Newly in from WaPo: a former investment manager for the Church of Jesus Christ of Latter-Day Saints alleges that the church has stockpiled $100 billion in donations instead of using them for charitable works. The complaint also accuses church leaders of using the tax-exempt donations to prop up a pair of businesses.

A confidential document was received by the IRS on Nov. 21. It was filed by David A. Nielsen, a 41-year-old Mormon who worked until September as a senior portfolio manager at the church’s investment division, a company named Ensign Peak Advisors that is based near the church’s headquarters.

In a declaration signed under penalty of perjury, Nielsen urges the IRS to strip the nonprofit of its tax-exempt status and alleges that Ensign could owe billions in taxes. He is seeking a reward from the IRS, which offers whistleblowers a cut of unpaid taxes that it recovers.

His twin brother, Lars P. Neilsen, provided a copy of the complaint to The Post, along with dozens of supporting documents. Lars Nielsen, a health-care consultant in Minnesota, said in a statement to The Post that his brother asked him to write an exposé on his former employer. He also said he prepared the complaint with his brother and helped him submit it to the IRS.

“Having seen tens of billions in contributions and scores more in investment returns come in, and having seen nothing except two unlawful distributions to for-profit concerns go out, he was dejected beyond words, and so was I,” Lars Nielsen wrote.

Last year, a high-ranking cleric in the church, Bishop Gérald Caussé, said it “pays taxes on any income it derives from revenue-producing activities that are regularly carried on and are not substantially related to its tax-exempt purposes.”

The church typically collects about $7 billion each year in contributions from members, according to the complaint. Mormons, like members of some other faith groups, are asked to contribute 10 percent of their income to the church, a practice known as tithing.
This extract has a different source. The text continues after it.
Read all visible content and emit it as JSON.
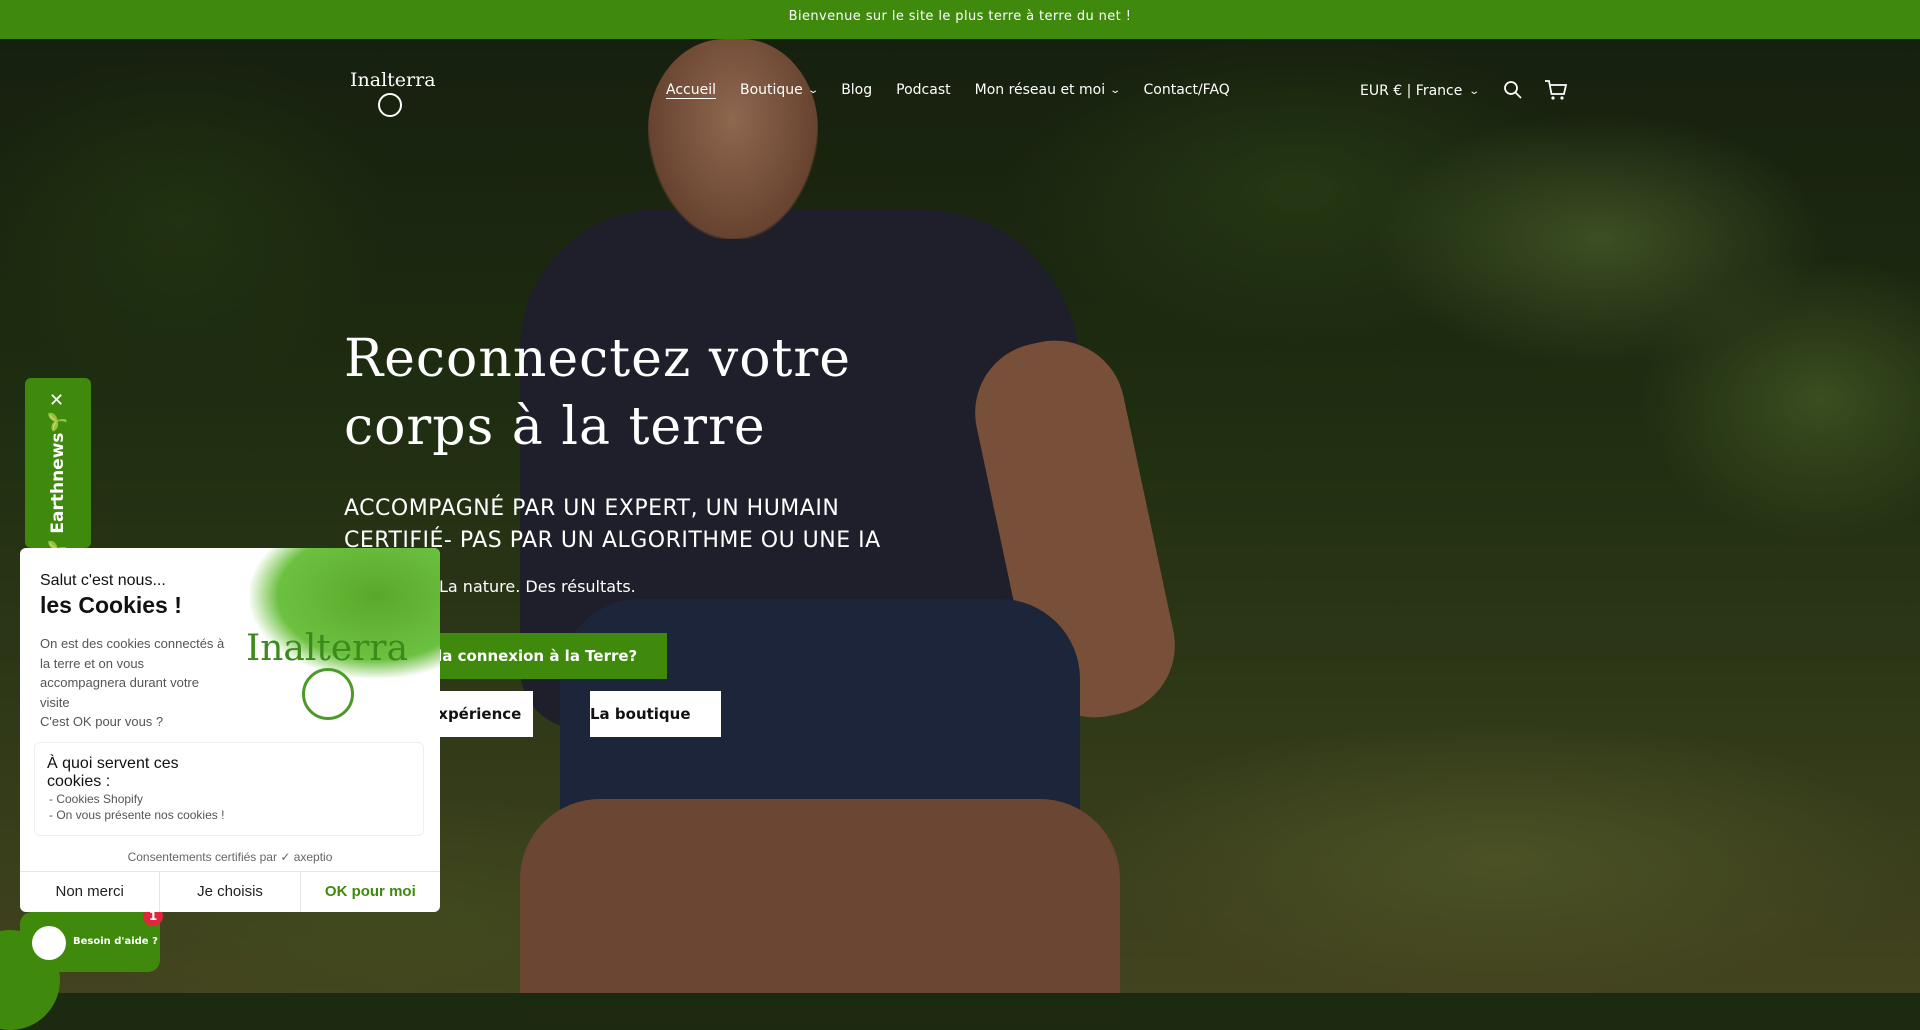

Failure to tithe 10 percent results in loss of the member’s “temple recommend,” which in the LDS belief system is a prerequisite for entering the highest level of heaven.

Nielsen’s complaint is sharply critical of church leaders for continuing to ask for tithes, even from members who are struggling financially, while the church sits on a fortune. “Would you pay tithing instead of water, electricity, or feeding your family if you knew that it would sit around by the billions until the Second Coming of Christ?” he wrote in a 74-page narrative that accompanied his complaint.